Educador é aquele que não necessariamente sente a necessidade de ter uma formação para ensinar ou mesmo passar o seu conhecimento aos demais, ele não tem o treino para transformar a sociedade em que vive, mas a necessidade de fazê-lo. As técnicas e habilidades de educação serão desenvolvidas através do fazer cotidiano e da elucidação de problemas que lhe levam a crer na mudança de uma situação ruim para algo melhor. A transformação social é a principal perseguição dessas pessoas, e diferentemente de um profissional CLT (Consolidação das Leis do Trabalho), ele atua onde acredita que tem de atuar, mesmo quando não há remuneração.

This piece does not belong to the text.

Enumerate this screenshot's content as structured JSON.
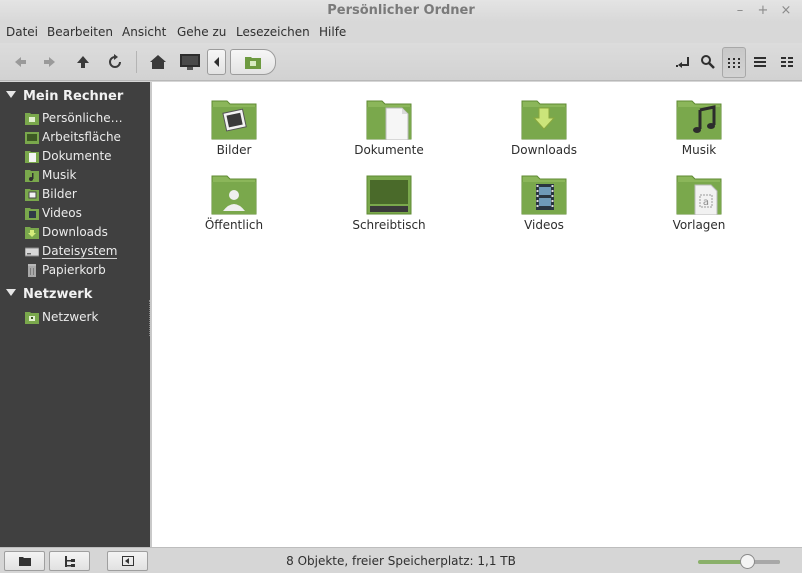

No outro espectro temos os professores, profissionais estes; que se dedicam ao fazer educativo através das técnicas de determinada área do conhecimento que foram adquiridas através de um curso de formação superior. O professor é aquele que ensina como fazer alo da forma certa e busca viabilizar as lacunas do domínio da língua, dos números e até mesmo dos grandes pensadores seculares. Contudo, há uma distância entre ambos os profissionais, que nos faz pensar sobre a plenitude da educação e como podemos trabalhar para alinhar a técnica e a vontade de transformação em uma mesma pessoa.

A convergência para essas perguntas encontra-se através da adoção de práticas inclusivas que visam ouvir o estudante, e entender seus conhecimentos como forma integrante de sua formação pessoal, mostrando-lhe que é possível construir o conhecimento com o saber cientifico e a bagagem cultural-individual de cada pessoa. Através desses conhecimentos transformaremos não só a sociedade, mas o ser humano e romperemos com as barreiras dos preconceitos e amarras intelectuais, democratizando o conhecimento e formando práticas pedagógicas que atendam a todos.